Por: Juan Pablo Correa Salinas | Publicado: 07.07.2023
El golpe interminable Imagen referencial El golpe interminable | Agencia Uno
La frustración, represión, privación de derechos, reducción de libertades y el despojo generaron en la ciudadanía experiencias de terror, desarraigo, desconfianza y resignación que continúan hasta el día de hoy. Cada vez que hemos cultivado la esperanza en los cambios, la institucionalidad y la cultura de resignación legadas por la dictadura han sido activadas para frustrar ese proyecto.

Un corolario de la conversación que sostuvieron Patricio Fernández y Manuel Antonio Garretón en el programa Tras las líneas de la radio Universidad de Chile, titulado “Desafíos a 50 años del golpe”, es que si bien existe consenso respecto al momento en que el golpe de Estado se inició, no ocurre lo mismo con su fecha de término.

Cuando Patricio Fernández distingue entre el golpe de Estado de 1973 y las violaciones a los derechos humanos (DDHH) que le sucedieron está diciendo -seguramente sin quererlo- que el golpe de Estado no duró mucho más que la declaración golpista de las fuerzas armadas, aquella que conmina al presidente Salvador Allende a entregar su cargo. De ahí en adelante estaríamos ante algo distinto.

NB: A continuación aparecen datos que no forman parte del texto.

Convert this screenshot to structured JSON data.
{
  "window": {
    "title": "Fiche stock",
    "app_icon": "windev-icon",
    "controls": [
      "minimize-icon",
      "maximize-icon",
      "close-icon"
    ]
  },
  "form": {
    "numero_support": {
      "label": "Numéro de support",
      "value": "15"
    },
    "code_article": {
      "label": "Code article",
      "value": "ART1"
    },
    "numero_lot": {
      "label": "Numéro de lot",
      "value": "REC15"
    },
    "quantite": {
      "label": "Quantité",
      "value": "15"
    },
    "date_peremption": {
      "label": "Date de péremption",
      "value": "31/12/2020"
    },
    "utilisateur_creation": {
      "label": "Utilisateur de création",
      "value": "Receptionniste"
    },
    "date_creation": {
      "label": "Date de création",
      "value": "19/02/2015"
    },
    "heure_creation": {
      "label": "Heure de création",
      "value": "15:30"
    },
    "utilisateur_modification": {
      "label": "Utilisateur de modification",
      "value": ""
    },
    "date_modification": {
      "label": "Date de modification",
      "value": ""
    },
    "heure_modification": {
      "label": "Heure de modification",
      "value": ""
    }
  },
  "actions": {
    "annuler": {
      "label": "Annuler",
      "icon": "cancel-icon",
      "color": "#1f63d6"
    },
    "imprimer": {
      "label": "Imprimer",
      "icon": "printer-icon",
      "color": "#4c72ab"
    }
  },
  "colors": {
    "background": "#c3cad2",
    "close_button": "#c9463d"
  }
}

Las prácticas de guerra abierta y sucia que, desde el bombardeo a La Moneda en adelante, terminaron con el orden constitucional y la soberanía popular, privando a los ciudadanos de todos sus derechos políticos y buena parte de los civiles, económicos, sociales y culturales, incluidos los crímenes de lesa humanidad -asesinatos, desapariciones, secuestros, torturas, violaciones, deportaciones, traslados forzosos, encarcelamientos ilegales y persecuciones políticas- no fueron, entonces, parte del golpe, sino de la dictadura civil y militar instalada por el mismo.

Como señaló Manuel Antonio Garretón en su réplica a Patricio Fernández, con esta distinción se deja abierta la puerta a quienes justifican el golpe y declaran su necesidad política. A aquellos que comprenden los crímenes de lesa humanidad como “excesos” que “manchan” un proceso que, de otro modo, habría sido éticamente impecable. Mientras se diga eso, afirmó Garretón, no vamos a tener realmente una sociedad, no vamos a tener una comunidad histórica ni vamos a tener principios comunes.

Si el golpe de Estado no concluyó antes de que se realizaran los crímenes que caracterizaron la dictadura pinochetista ¿cuándo terminó entonces? No olvidemos que esos crímenes continuaron incluso después de haber perdido Pinochet el plebiscito de 1988. El asesinato de Jécar Nehgme, el 4 de septiembre de 1989, es un caso emblemático.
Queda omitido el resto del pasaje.